И вот кое-как дождалась дождя. Это было утро воскресенья. Едва заслышав стук капель по крыше, Цзинь Хун мигом выскочила на улицу. Ли Вэньчжи из кухни выбранила дочь:

— Ну, паршивка! Едва заморосило, и дождя-то толком не будет, а ты уже бежишь показать всем свое сокровище!
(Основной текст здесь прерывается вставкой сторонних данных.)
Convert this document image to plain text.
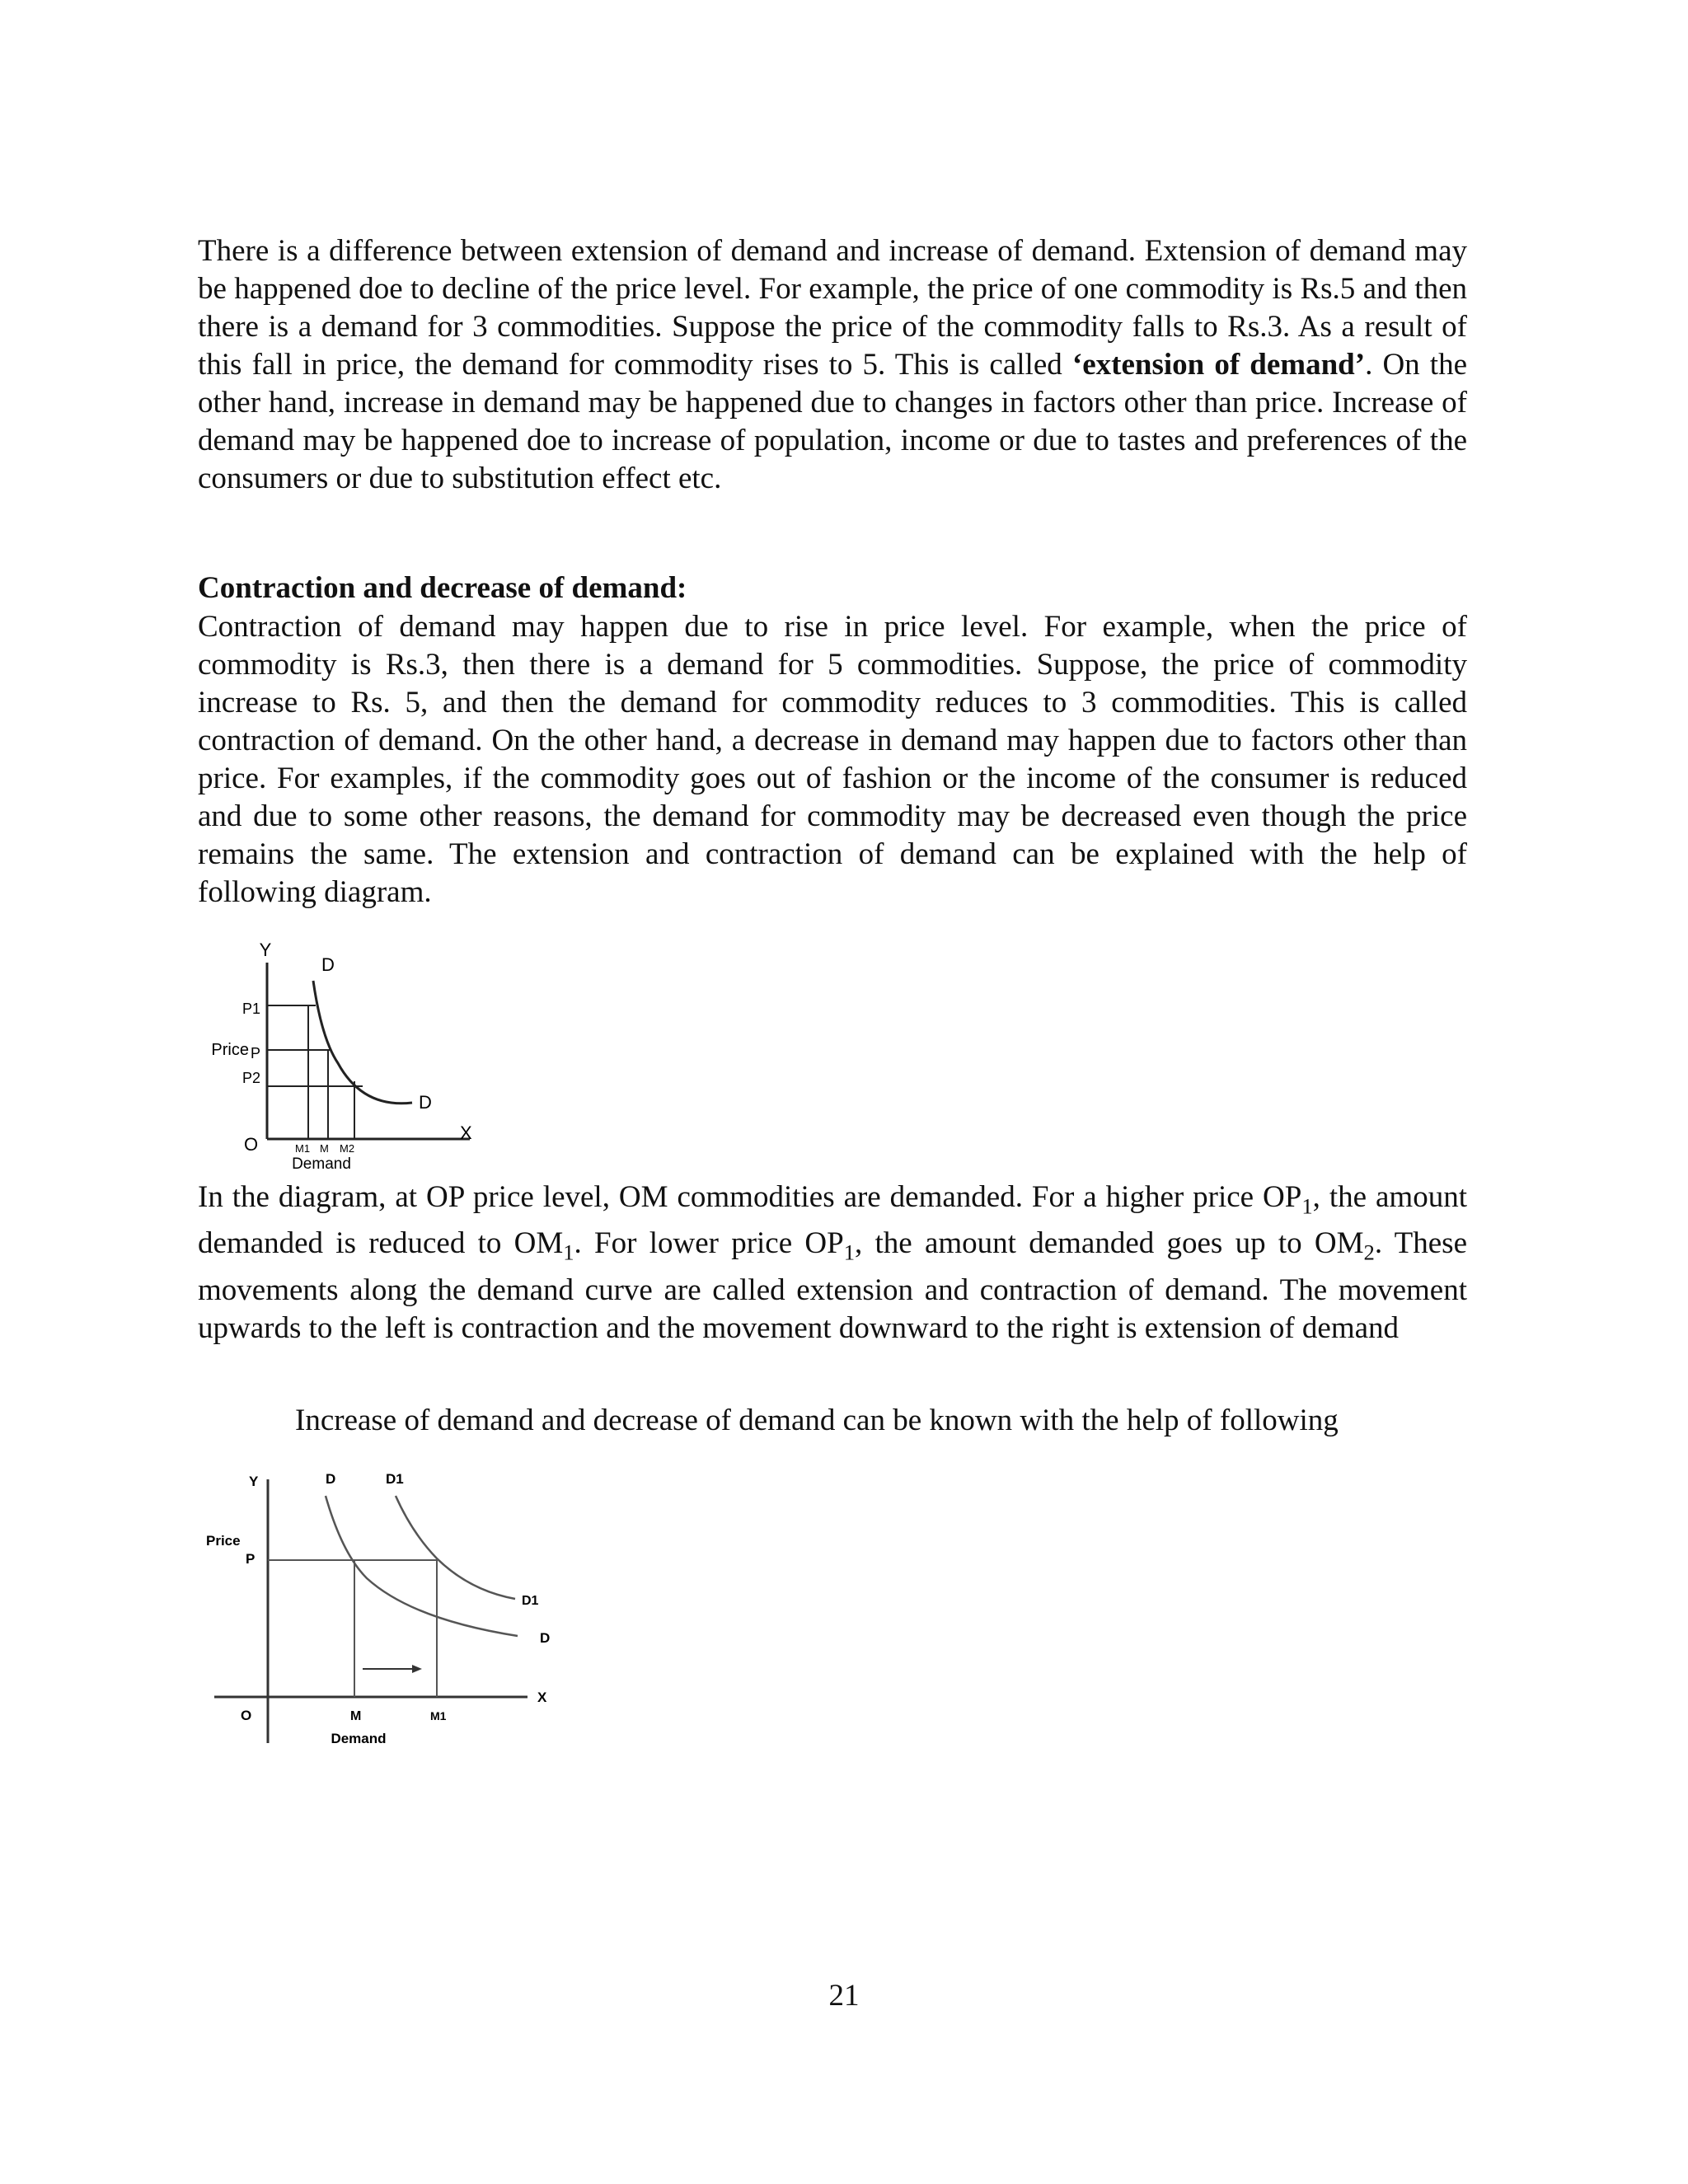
There is a difference between extension of demand and increase of demand. Extension of demand may be happened doe to decline of the price level. For example, the price of one commodity is Rs.5 and then there is a demand for 3 commodities. Suppose the price of the commodity falls to Rs.3. As a result of this fall in price, the demand for commodity rises to 5. This is called ‘extension of demand’. On the other hand, increase in demand may be happened due to changes in factors other than price. Increase of demand may be happened doe to increase of population, income or due to tastes and preferences of the consumers or due to substitution effect etc.

Contraction and decrease of demand:

Contraction of demand may happen due to rise in price level. For example, when the price of commodity is Rs.3, then there is a demand for 5 commodities. Suppose, the price of commodity increase to Rs. 5, and then the demand for commodity reduces to 3 commodities. This is called contraction of demand. On the other hand, a decrease in demand may happen due to factors other than price. For examples, if the commodity goes out of fashion or the income of the consumer is reduced and due to some other reasons, the demand for commodity may be decreased even though the price remains the same. The extension and contraction of demand can be explained with the help of following diagram.

Y
D
D
P1
Price P
P2
O	M1 M M2
Demand
X

In the diagram, at OP price level, OM commodities are demanded. For a higher price $OP_1$, the amount demanded is reduced to $OM_1$. For lower price $OP_1$, the amount demanded goes up to $OM_2$. These movements along the demand curve are called extension and contraction of demand. The movement upwards to the left is contraction and the movement downward to the right is extension of demand

Increase of demand and decrease of demand can be known with the help of following

Y	D	D1
Price
P
D1
D
X
O	M	M1
Demand

21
Цзинь Хун некогда было вникать в ворчание матери, она живо раскрыла зонтик, но услышала только, как на него шлепнулось сверху несколько капель, а потом всё стихло. Девочка взглянула на небо — да, мать была права, не похоже, чтоб пошёл настоящий ливень. Огорчённая, встала в дверях, покрутила зонтиком, но стука капель больше не было слышно. Правда, та особая суета на улице, что всегда поднимается перед дождём, обнадёжила Цзинь Хун. Она увидела, как бабка её подруги Сяо Юй спешит на улицу спасать одеяла: вот она опрокинула трёхногую сушилку и завизжала с шаосинским выговором: «Сяо Юй, ну-ка выходи собирать одеяла!». А вот Чжучжу, больная воспалением легких, соскочила с отцовского велосипеда; на голове её шапочка, сделанная из носового платка. Пока отец Чжучжу тащил её к дому, она косилась в сторону Цзинь Хун. Она-то точно увидела мой зонтик. Подняв зонт, Цзинь Хун вышла на середину улицы, огляделась по сторонам и решила, что дождь ещё, может быть, и соберётся, ведь столько дней не было ни капли, должен же пройти хоть один.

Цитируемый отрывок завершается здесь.